In September, Bishop Kevin C. Rhoades told the British newspaper Catholic Herald Online he believes diocesan priests must be actively engaged in promoting vocations. In an article about how seven bishops have increased vocations in their dioceses, he also noted that particularly in parishes in which there’s a strong youth ministry program, the Diocese of Fort Wayne-South Bend is seeing a lot of vocations.

Father Budzinski found his vocation as a priest because of the example of joy and goodness shown in his parish priests, Msgr. Bernard Galic and Msgr. William Schooler. Both men are a living example of what makes priesthood attractive – decent and holy priests living joyful lives in service to others because of their love of God, the Church and people, he said.

Common fears in discerning a vocation to the priesthood include preaching in front of others, being lonely and not experiencing the particular love and affection of a spouse, said Father Budzinski. But “God gives us what we need for the vocation He’s calling us to.”

He explains to young men that they will have an opportunity to learn to preach while they are in formation at seminary. He also admits there may be moments of loneliness, but that everyone, even married people, experience that feeling from time to time.

God also gives everyone the grace to flourish in their calling and in a particular relationship with Him that is fulfilling, joyful and peaceful, he teaches.

“It’s a joy to see a young man who truly knows God loves him and desires to have a relationship with him,” said Father Budzinski. “To see his response to God’s love and desire by entering into that relationship through prayer, the sacramental life of the Church and friendship and charity towards others, and then to consider possibly allowing that love to overflow into a lifetime as a priest for the people of God, is beautiful.”

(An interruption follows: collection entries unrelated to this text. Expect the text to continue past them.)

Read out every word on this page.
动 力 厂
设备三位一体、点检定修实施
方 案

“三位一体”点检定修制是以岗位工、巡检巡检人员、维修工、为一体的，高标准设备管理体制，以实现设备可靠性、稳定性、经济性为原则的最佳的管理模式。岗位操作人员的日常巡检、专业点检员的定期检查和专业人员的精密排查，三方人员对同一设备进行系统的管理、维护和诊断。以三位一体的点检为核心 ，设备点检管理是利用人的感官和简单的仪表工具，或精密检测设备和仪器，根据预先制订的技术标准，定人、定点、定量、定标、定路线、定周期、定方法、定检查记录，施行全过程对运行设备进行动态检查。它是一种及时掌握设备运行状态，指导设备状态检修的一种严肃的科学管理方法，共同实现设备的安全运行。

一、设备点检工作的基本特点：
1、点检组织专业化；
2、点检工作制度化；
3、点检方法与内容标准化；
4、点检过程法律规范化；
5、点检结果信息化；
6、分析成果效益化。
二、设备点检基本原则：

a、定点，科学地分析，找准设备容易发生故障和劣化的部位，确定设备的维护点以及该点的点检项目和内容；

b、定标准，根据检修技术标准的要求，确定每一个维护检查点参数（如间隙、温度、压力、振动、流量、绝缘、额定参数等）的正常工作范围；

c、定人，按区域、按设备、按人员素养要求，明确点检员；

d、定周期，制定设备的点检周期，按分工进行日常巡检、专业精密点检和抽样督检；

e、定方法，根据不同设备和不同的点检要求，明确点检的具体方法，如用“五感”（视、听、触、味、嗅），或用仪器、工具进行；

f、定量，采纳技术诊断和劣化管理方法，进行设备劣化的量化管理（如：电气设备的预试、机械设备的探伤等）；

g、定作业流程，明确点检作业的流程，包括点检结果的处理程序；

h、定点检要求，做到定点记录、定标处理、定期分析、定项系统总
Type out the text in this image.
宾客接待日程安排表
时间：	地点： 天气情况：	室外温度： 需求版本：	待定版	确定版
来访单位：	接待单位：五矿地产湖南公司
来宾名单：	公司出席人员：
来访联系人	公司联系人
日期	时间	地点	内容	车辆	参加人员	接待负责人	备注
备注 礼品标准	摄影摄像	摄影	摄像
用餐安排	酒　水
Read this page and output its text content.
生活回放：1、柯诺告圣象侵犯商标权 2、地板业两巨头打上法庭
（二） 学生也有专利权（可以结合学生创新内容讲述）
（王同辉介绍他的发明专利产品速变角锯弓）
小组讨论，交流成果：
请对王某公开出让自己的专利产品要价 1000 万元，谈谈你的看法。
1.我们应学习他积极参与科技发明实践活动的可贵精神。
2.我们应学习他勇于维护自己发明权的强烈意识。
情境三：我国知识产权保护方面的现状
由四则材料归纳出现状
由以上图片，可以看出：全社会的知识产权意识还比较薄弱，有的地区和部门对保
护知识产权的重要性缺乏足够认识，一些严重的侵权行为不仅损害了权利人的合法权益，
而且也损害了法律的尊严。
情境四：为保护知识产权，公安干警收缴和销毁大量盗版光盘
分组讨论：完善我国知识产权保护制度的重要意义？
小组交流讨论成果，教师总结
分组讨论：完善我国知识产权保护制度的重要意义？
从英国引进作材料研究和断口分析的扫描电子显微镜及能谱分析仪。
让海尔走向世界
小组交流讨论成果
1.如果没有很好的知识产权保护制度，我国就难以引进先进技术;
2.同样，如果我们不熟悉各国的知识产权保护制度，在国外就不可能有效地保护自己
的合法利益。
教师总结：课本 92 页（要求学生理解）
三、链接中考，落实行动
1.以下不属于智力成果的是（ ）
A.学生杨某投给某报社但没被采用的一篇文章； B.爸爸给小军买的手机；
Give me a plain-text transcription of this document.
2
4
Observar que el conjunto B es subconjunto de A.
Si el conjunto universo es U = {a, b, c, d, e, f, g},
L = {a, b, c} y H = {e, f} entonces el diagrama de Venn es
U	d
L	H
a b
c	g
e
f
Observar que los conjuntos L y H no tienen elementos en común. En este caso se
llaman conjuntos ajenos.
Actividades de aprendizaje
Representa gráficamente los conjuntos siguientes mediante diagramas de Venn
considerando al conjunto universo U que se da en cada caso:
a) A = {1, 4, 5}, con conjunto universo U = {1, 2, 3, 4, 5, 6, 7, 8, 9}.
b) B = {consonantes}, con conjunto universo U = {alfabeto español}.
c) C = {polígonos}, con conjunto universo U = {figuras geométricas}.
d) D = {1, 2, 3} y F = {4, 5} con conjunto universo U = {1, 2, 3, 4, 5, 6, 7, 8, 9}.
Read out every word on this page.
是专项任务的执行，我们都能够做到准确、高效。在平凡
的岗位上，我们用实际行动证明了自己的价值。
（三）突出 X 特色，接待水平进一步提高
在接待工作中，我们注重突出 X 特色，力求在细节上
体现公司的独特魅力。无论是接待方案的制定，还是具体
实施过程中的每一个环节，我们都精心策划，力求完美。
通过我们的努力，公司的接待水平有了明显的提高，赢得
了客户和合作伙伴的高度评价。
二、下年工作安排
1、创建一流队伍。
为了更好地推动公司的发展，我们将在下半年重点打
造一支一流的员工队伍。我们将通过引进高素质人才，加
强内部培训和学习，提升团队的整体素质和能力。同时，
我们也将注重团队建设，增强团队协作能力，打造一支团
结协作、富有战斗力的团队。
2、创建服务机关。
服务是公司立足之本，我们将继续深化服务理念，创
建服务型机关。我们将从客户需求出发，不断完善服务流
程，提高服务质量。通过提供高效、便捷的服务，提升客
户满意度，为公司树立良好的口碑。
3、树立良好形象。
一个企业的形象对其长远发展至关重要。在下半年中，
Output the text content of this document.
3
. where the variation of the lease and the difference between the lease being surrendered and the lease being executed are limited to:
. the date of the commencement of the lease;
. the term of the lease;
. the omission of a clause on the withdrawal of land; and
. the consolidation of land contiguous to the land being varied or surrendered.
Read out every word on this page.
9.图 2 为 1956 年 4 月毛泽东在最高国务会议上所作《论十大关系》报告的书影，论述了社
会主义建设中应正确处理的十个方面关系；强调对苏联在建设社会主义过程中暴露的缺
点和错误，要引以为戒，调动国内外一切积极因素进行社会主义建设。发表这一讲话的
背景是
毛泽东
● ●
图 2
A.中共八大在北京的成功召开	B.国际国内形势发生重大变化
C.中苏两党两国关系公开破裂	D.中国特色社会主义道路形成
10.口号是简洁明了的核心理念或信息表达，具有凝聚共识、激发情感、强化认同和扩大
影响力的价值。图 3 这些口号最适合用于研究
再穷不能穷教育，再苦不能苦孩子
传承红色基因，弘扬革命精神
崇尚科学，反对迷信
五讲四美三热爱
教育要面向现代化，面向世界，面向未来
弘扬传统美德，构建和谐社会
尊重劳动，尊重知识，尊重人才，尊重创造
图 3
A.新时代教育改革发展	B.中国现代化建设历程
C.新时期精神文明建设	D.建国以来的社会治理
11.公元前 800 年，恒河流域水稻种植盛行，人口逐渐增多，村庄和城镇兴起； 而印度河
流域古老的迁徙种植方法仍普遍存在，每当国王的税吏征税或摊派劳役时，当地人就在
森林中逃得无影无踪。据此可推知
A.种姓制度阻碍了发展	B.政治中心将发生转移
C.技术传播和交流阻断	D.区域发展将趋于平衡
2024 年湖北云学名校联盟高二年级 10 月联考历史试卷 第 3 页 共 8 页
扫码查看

The Vocations Office is dependent on the contributions of the Annual Bishop’s Appeal and other individual donations for the formation of seminarians. College seminarians pay for half of their tuition, room and board, while the diocese pays the other half. The diocese pays for all of the tuition, room and board for pre-theologians at Mount St. Mary’s Seminary and Pontifical North American College. In exchange for all the support, the seminarian, when he is ordained a priest, will give the people his life.